Making sense of what you want to do with your money.
1. If you’re going to invest (which you should), buy inexpensive, diverse, mutual funds. This will limit the risk whilst giving you the greatest shot at a good return.
You don’t always have time to manage your investments and whatever life throws at you all at the same time. This is why it’s important to have your money managed professionally by someone who does this full-time. Wouldn’t it be nice to know that your money is constantly being watched, maintained, and used to plan your future wealth?

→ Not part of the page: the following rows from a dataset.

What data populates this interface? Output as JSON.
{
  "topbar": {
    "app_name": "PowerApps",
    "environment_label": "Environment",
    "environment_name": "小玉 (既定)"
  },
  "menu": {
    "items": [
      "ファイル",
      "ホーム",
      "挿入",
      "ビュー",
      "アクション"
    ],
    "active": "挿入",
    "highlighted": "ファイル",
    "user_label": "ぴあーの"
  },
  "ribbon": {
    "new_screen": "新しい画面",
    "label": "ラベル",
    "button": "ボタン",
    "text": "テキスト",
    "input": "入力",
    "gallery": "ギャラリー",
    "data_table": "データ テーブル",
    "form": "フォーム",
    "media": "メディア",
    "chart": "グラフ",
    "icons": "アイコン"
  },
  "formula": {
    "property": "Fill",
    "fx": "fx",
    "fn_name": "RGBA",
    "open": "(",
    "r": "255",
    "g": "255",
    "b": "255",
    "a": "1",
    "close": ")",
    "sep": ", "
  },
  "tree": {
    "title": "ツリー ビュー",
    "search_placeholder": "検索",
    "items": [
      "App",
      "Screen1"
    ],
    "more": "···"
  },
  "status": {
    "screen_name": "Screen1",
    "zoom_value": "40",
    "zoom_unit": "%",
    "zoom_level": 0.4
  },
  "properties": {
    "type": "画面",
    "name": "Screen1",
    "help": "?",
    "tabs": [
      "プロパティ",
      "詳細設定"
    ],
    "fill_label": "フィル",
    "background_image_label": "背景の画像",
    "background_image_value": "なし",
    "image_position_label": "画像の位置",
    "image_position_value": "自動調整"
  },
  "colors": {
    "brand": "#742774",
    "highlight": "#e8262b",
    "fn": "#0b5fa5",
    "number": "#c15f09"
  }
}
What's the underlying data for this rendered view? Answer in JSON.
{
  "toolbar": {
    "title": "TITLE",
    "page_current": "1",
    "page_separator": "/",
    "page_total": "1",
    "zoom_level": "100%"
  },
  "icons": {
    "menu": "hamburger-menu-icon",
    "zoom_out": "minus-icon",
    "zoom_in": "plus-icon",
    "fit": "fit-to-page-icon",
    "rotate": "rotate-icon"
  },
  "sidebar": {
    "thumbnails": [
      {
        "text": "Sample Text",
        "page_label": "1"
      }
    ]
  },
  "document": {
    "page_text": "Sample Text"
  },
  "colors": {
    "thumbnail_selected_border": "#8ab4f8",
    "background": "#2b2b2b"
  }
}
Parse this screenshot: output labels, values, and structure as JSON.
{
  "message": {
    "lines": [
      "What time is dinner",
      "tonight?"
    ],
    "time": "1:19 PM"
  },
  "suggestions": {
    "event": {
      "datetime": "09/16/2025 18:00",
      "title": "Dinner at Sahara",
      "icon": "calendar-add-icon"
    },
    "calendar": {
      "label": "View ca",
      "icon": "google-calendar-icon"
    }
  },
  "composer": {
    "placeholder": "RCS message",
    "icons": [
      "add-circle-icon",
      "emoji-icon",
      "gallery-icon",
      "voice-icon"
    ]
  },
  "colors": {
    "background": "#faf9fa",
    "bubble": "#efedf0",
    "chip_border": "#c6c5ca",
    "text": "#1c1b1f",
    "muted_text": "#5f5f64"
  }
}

Diversity is key to surviving the risks associated with the stock market. Knowingly or not, investing yourself could lead you to owning a one-dimensional portfolio, the most risky of them all. And while there are plenty of success stories associated with people putting all their eggs in one basket. There are ten times as many instances of people who have taken the risk and fell flat on their face.
2. Save a small amount of money, even if it seems insignificant at the time, it will grow.
Putting money aside can seem logical for obvious reasons, but a lot of people (including myself) don’t seem to have enough money to save. Generally speaking, most financial experts will advise you to save 10-20% of your income. This number is most likely extremely high for most people, which is why I went ahead and modified it. Instead of looking at percentages, take out two expenses you don’t need (such as beer, snacks, etc…) and use that money to be put into a savings account for the future. This type of responsible spending will guarantee you have something to fall back on for the future.